Les chercheurs sont allés plus loin pour voir comment ces différentes cellules fonctionnaient. Ils ont mesuré la production d'espèces réactives de l'oxygène, qui sont des signaux chimiques pouvant endommager d'autres cellules, et de monoxyde d'azote, une molécule capable de réduire au silence les réponses immunitaires. Les cellules des souris porteuses de tumeurs présentaient des niveaux plus élevés de signaux chimiques associés au stress oxydatif, tandis que les cellules des souris traitées par le médicament présentaient des niveaux plus élevés de monoxyde d'azote. Cela suggère que les deux groupes de cellules utilisent des armes chimiques différentes pour supprimer le système immunitaire. Pour comprendre les instructions plus profondes pilotant ces différences, l'équipe a analysé l'activité génétique des cellules. Ils ont découvert que les gènes activés dans les cellules induites par la tumeur étaient différents de ceux des cellules induites par le médicament. Le groupe tumoral présentait une activité dans les voies liées à la façon dont le corps gère le cholestérol et répond aux signaux inflammatoires, tandis que le groupe médicamenteux présentait une activité dans les voies liées à la réparation des dommages de l'ADN et à la gestion de la division cellulaire.

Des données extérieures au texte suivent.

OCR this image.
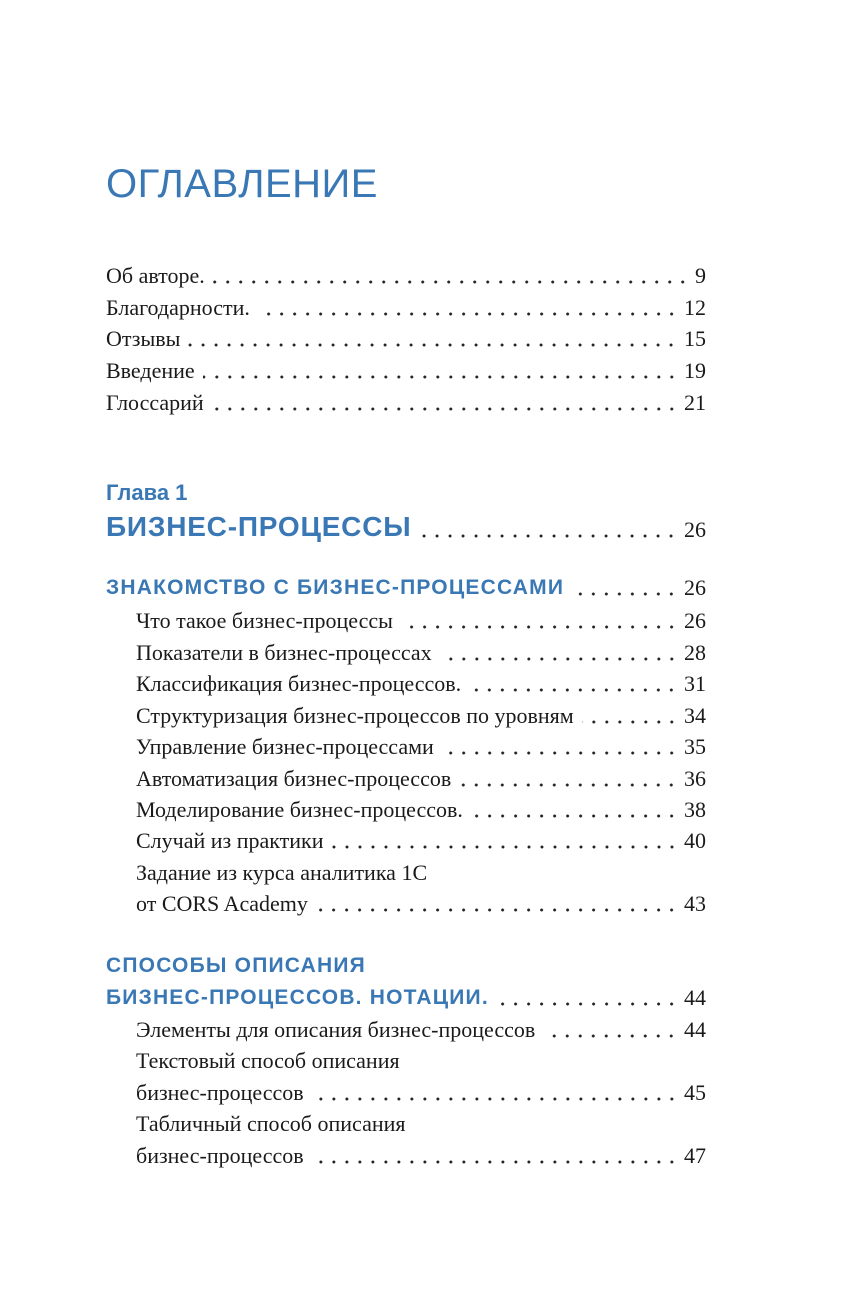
ОГЛАВЛЕНИЕ
Об авторе.	9
Благодарности.	12
Отзывы	15
Введение	19
Глоссарий	21
Глава 1
БИЗНЕС-ПРОЦЕССЫ	26
ЗНАКОМСТВО С БИЗНЕС-ПРОЦЕССАМИ	26
Что такое бизнес-процессы	26
Показатели в бизнес-процессах	28
Классификация бизнес-процессов.	31
Структуризация бизнес-процессов по уровням	34
Управление бизнес-процессами	35
Автоматизация бизнес-процессов	36
Моделирование бизнес-процессов.	38
Случай из практики	40
Задание из курса аналитика 1С
от CORS Academy	43
СПОСОБЫ ОПИСАНИЯ
БИЗНЕС-ПРОЦЕССОВ. НОТАЦИИ.	44
Элементы для описания бизнес-процессов	44
Текстовый способ описания
бизнес-процессов	45
Табличный способ описания
бизнес-процессов	47
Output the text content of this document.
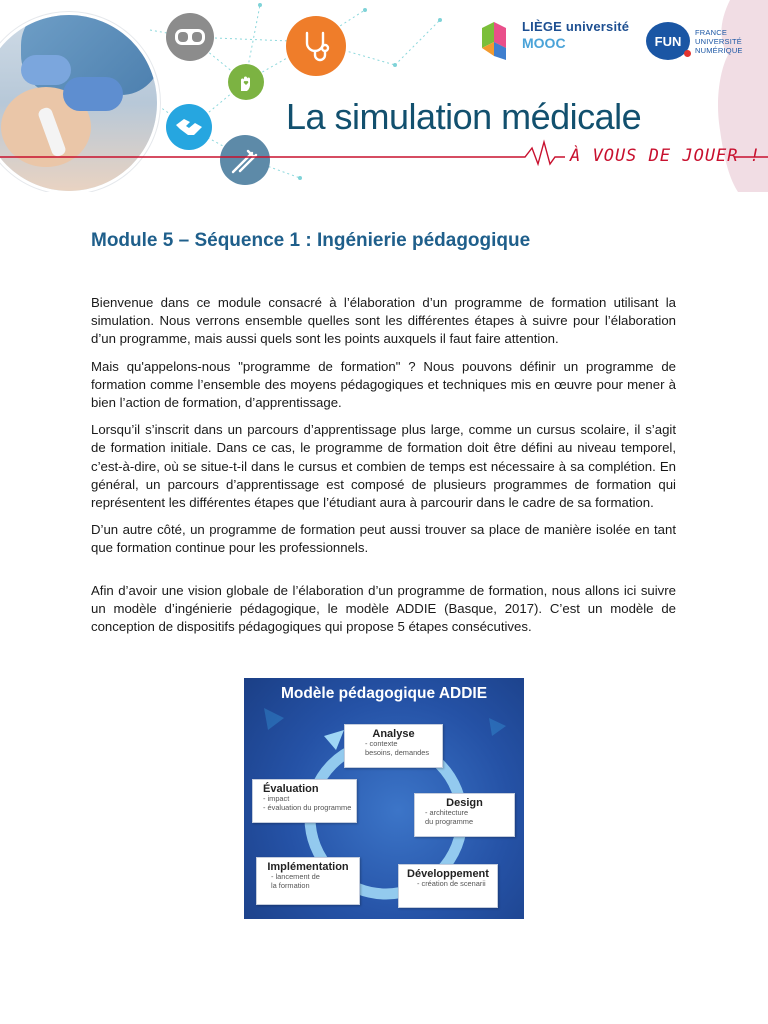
LIÈGE université
MOOC	FUN
FRANCE
UNIVERSITÉ
NUMÉRIQUE
La simulation médicale
À VOUS DE JOUER !
Module 5 – Séquence 1 : Ingénierie pédagogique

Bienvenue dans ce module consacré à l’élaboration d’un programme de formation utilisant la simulation. Nous verrons ensemble quelles sont les différentes étapes à suivre pour l’élaboration d’un programme, mais aussi quels sont les points auxquels il faut faire attention.

Mais qu'appelons-nous "programme de formation" ? Nous pouvons définir un programme de formation comme l’ensemble des moyens pédagogiques et techniques mis en œuvre pour mener à bien l’action de formation, d’apprentissage.

Lorsqu’il s’inscrit dans un parcours d’apprentissage plus large, comme un cursus scolaire, il s’agit de formation initiale. Dans ce cas, le programme de formation doit être défini au niveau temporel, c’est-à-dire, où se situe-t-il dans le cursus et combien de temps est nécessaire à sa complétion. En général, un parcours d’apprentissage est composé de plusieurs programmes de formation qui représentent les différentes étapes que l’étudiant aura à parcourir dans le cadre de sa formation.

D’un autre côté, un programme de formation peut aussi trouver sa place de manière isolée en tant que formation continue pour les professionnels.

Afin d’avoir une vision globale de l’élaboration d’un programme de formation, nous allons ici suivre un modèle d’ingénierie pédagogique, le modèle ADDIE (Basque, 2017). C’est un modèle de conception de dispositifs pédagogiques qui propose 5 étapes consécutives.

Modèle pédagogique ADDIE
Analyse
- contexte
besoins, demandes
Design
- architecture
du programme
Évaluation
- impact
- évaluation du programme
Implémentation
- lancement de
la formation
Développement
- création de scenarii
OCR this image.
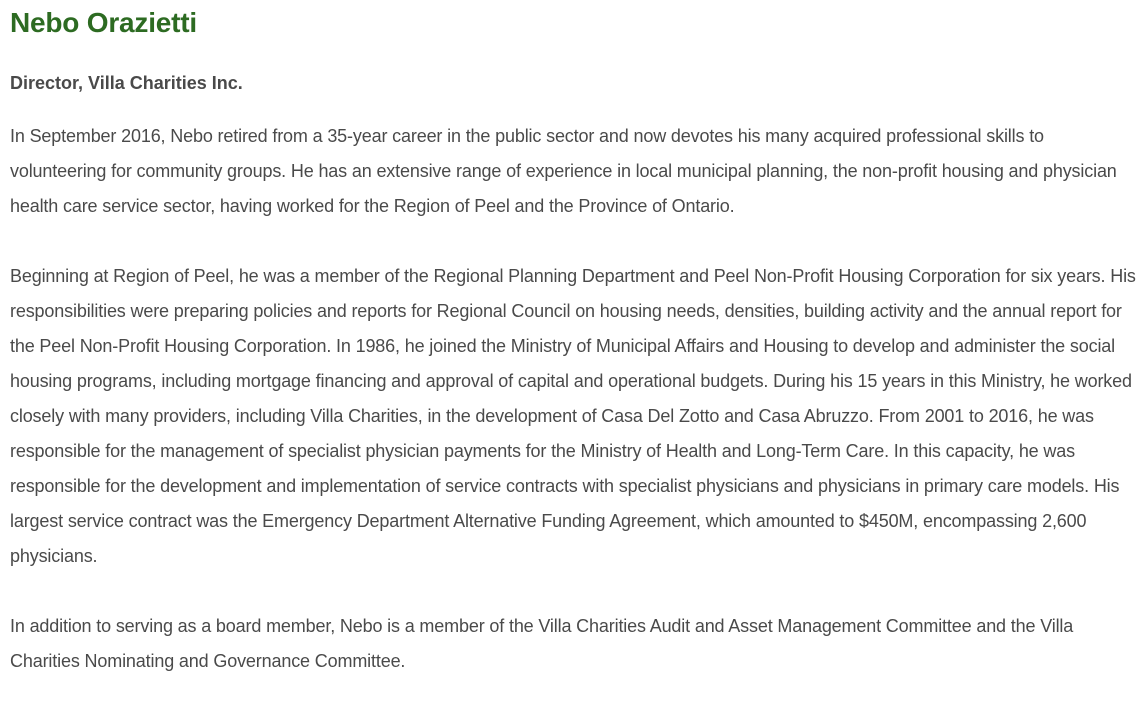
Nebo Orazietti
Director, Villa Charities Inc.

In September 2016, Nebo retired from a 35-year career in the public sector and now devotes his many acquired professional skills to volunteering for community groups. He has an extensive range of experience in local municipal planning, the non-profit housing and physician health care service sector, having worked for the Region of Peel and the Province of Ontario.

Beginning at Region of Peel, he was a member of the Regional Planning Department and Peel Non-Profit Housing Corporation for six years. His responsibilities were preparing policies and reports for Regional Council on housing needs, densities, building activity and the annual report for the Peel Non-Profit Housing Corporation. In 1986, he joined the Ministry of Municipal Affairs and Housing to develop and administer the social housing programs, including mortgage financing and approval of capital and operational budgets. During his 15 years in this Ministry, he worked closely with many providers, including Villa Charities, in the development of Casa Del Zotto and Casa Abruzzo. From 2001 to 2016, he was responsible for the management of specialist physician payments for the Ministry of Health and Long-Term Care. In this capacity, he was responsible for the development and implementation of service contracts with specialist physicians and physicians in primary care models. His largest service contract was the Emergency Department Alternative Funding Agreement, which amounted to $450M, encompassing 2,600 physicians.

In addition to serving as a board member, Nebo is a member of the Villa Charities Audit and Asset Management Committee and the Villa Charities Nominating and Governance Committee.
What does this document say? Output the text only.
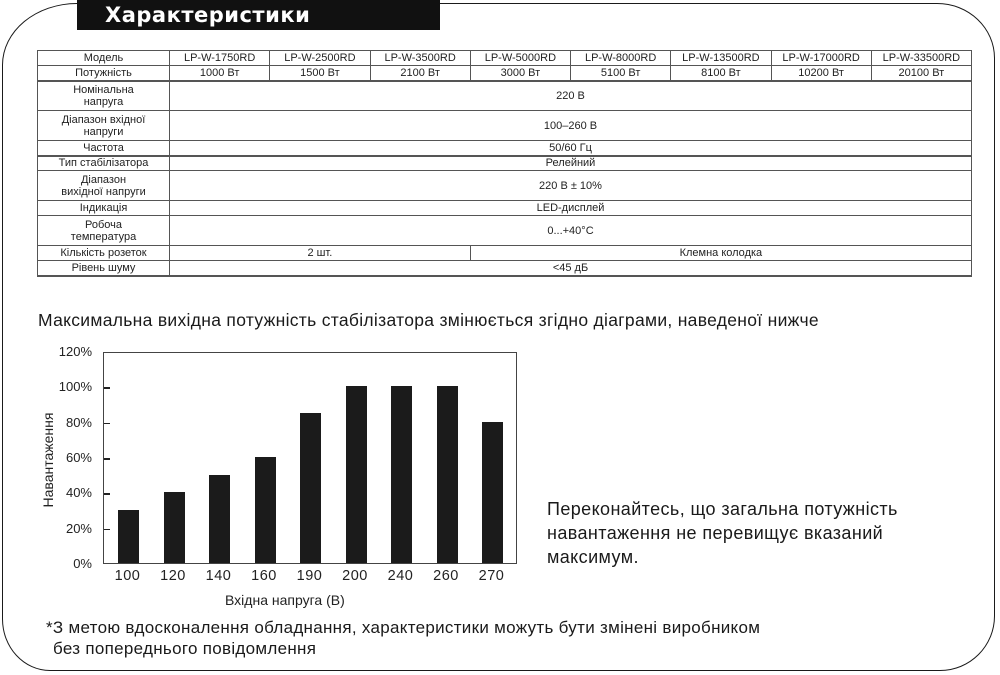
Характеристики
Модель	LP-W-1750RD	LP-W-2500RD	LP-W-3500RD	LP-W-5000RD	LP-W-8000RD	LP-W-13500RD	LP-W-17000RD	LP-W-33500RD
Потужність	1000 Вт	1500 Вт	2100 Вт	3000 Вт	5100 Вт	8100 Вт	10200 Вт	20100 Вт
Номінальна
напруга	220 В							
Діапазон вхідної
напруги	100–260 В							
Частота	50/60 Гц							
Тип стабілізатора	Релейний							
Діапазон
вихідної напруги	220 В ± 10%							
Індикація	LED-дисплей							
Робоча
температура	0...+40°C							
Кількість розеток	2 шт.			Клемна колодка				
Рівень шуму	<45 дБ							
Максимальна вихідна потужність стабілізатора змінюється згідно діаграми, наведеної нижче
Навантаження
0%
20%
40%
60%
80%
100%
120%
100	120	140	160	190	200	240	260	270
Вхідна напруга (В)
Переконайтесь, що загальна потужність
навантаження не перевищує вказаний
максимум.
*З метою вдосконалення обладнання, характеристики можуть бути змінені виробником
без попереднього повідомлення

Lorsque les chercheurs ont combiné la tumeur et le médicament, le résultat fut un mélange unique qui ne ressemblait pas simplement à la somme des deux parties. Ce groupe produisait un ensemble distinct de gènes, incluant ceux impliqués dans la communication cellulaire et la coagulation sanguine, et montrait une préférence spécifique pour l'expansion des cellules de type monocyte. L'étude confirme que ces cellules suppressives ne sont pas un groupe unique et uniforme qui se comporte de la même manière quel que soit leur mode de création. Au contraire, ce sont des populations hautement adaptables qui adoptent des caractéristiques distinctes en fonction de l'environnement qui les crée. Cette découverte est importante car elle suggère que les scientifiques et les médecins ne peuvent pas traiter toutes les cellules suppressives comme étant identiques. Si un traitement est conçu pour arrêter ces cellules, il devra être spécifiquement adapté selon qu'elles ont été générées par une tumeur ou par un médicament, car leur machinerie interne et leurs méthodes de suppression sont clairement distinctes.